Apr 21, 2014, 6:00 AM EDT
The Nationals’ late-inning rallies, capped by Denard Span’s walk-off sac fly, were the featured storyline of yesterday’s 3-2 victory over the Cardinals. But there was plenty more worth analyzing from the game, which included all sorts of twists and turns and notable developments.
Let’s dig deeper into some of those other angles…
— Stephen Strasburg didn’t figure into the decision, but that didn’t mean the right-hander’s performance was insignificant. He might well have put forth his best start of the season, all things taken into consideration.
Strasburg’s final pitching line — two runs, five hits allowed over six innings — barely scratch the surface. He was electric throughout, displaying excellent fastball command, increased velocity (95-to-97 mph) and a deadly combination of changeups and curveballs that helped produce nine strikeouts.
This came on the heels of a dreadful start for Strasburg in Miami, one in which he was tagged for six early runs and never made it to the fifth inning. The biggest difference between that start and this one: He seemed to throw his pitches with more conviction, especially early on, and he abandoned his new-found slider altogether.
Strasburg bristled when asked why he didn’t throw one slider among his 90 total pitches, saying only: “I felt good with my other stuff today.” But it wouldn’t be surprising if pitching coach Steve McCatty suggested that alteration, leaving Strasburg to simply go out and dominate with the three pitches that got him here in the first place.
— If you were looking for more Bryce Harper drama, you didn’t get it. Though there were a couple of moments late in which Harper could have done something dramatic, he ultimately just played a solid ballgame, doing his job and not doing anything to cause a stir.
Returning to the lineup 24 hours after he was benched by manager Matt Williams for failing to run out a routine grounder, Harper went 1-for-4 with a walk. He grounded out in a big sixth-inning at-bat against lefty Randy Choate but delivered a clutch, opposite-field single off another southpaw, Kevin Siegrist, two innings later with the game tied.
Harper chose that moment to display his hustle, swiping second base for his first steal of the season. And he was in position to race home with the go-ahead run had one of his teammates been able to drive him in later in the inning.
Earlier in the day, Williams met with Harper and the two hashed things out after Saturday’s much-discussed benching.
“Just sat with him for a couple minutes at his locker and told him I’m confident in him and proud of him and he was going to have an impact today, which he did,” the manager said. “He had an impact getting a hit, stealing a base and giving us another opportunity. Made some nice plays in the outfield. Did well.”
Said Harper: “It was great to get back out there and play and be part of a win.”

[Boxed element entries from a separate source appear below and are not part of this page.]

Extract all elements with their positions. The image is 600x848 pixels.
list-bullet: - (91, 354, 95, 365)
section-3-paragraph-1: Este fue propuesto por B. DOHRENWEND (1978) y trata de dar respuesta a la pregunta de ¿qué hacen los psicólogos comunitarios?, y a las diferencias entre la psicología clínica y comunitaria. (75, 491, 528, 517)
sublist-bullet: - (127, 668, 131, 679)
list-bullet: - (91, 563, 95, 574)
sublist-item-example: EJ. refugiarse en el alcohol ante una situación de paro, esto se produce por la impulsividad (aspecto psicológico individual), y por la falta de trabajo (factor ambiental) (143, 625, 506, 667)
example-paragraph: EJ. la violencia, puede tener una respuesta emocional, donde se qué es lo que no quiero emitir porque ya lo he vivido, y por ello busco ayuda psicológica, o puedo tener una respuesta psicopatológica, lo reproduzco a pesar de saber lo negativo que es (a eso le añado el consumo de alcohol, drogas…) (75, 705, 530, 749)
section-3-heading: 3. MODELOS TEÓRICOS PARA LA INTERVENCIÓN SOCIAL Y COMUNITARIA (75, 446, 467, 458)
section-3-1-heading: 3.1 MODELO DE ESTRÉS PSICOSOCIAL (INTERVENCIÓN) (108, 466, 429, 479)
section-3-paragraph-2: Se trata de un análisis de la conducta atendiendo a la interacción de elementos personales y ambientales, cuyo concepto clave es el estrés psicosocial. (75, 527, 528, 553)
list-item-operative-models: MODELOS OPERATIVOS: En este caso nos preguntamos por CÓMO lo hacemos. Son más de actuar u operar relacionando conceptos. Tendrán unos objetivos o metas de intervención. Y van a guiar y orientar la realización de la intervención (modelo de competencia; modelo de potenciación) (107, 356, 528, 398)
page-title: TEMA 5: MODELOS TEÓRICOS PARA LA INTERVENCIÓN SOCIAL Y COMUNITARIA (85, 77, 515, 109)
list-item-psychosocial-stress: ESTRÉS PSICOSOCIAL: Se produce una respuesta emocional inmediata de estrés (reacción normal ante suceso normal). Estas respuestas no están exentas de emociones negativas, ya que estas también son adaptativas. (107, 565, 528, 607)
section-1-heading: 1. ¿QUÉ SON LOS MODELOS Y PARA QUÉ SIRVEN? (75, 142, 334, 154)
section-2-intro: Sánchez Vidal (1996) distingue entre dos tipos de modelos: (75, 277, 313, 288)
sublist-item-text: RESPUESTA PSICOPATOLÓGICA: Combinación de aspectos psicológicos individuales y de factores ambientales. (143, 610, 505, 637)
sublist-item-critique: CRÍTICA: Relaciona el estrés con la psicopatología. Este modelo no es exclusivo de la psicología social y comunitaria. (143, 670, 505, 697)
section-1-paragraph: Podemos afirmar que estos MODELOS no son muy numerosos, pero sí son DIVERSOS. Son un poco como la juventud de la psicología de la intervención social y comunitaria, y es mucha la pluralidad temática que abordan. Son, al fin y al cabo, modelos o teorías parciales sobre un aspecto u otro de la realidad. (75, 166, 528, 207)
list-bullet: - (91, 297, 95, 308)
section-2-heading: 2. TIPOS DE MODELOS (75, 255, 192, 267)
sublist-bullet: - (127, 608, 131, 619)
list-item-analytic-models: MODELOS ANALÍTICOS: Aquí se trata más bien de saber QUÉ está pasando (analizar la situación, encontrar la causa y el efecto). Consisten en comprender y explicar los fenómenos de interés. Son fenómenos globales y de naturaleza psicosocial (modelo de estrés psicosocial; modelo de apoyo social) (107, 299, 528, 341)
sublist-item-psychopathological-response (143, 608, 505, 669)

He’ll be right back in the spotlight tonight, with the Angels coming to town and the obvious Bryce Harper vs. Mike Trout storyline taking center stage.
— The winning run Sunday was scored by Danny Espinosa, who had himself another impressive day at the plate. Espinosa went 3-for-5, with all three hits coming from the left side of the plate. He’s now hitting a robust .324 left-handed this season, more than 100 points better than his career batting average prior to 2014.
Espinosa’s turnaround from his disastrous 2013 continues to impress everyone around the Nationals, but he’s trying not to get caught up in why he’s been so much better at the plate.
“I’m not thinking about it,” he said. “I’m just trying to get a good pitch to hit. I’m not going up there saying: ‘I feel so good they’re going to give into me.’ I don’t feel like that. I’m just going up there and trying to take every at-bat the same way.”
Regardless of the reason, the Nationals recognize how much work Espinosa has done to overcome the struggles that earned him a long-term ticket back to Class AAA last season.
“I’m happy for him, because as we spoke about in spring, I’ve been that guy,” Williams said. “So I know the dedication that it takes to work back and be the player he wants to be. And so far, he’s been really good. His approach is good, his intensity is good, his attitude’s fantastic and he loves to play. So I’m happy for him.”
— A stat that may surprise you: The Nationals have actually scored more unearned runs (13) than they’ve allowed (12) this season.
— Over the last five days, the Nats have won games started by Jose Fernandez, Michael Wacha and Shelby Miller. Said Jayson Werth: “You can hang your hat on that.”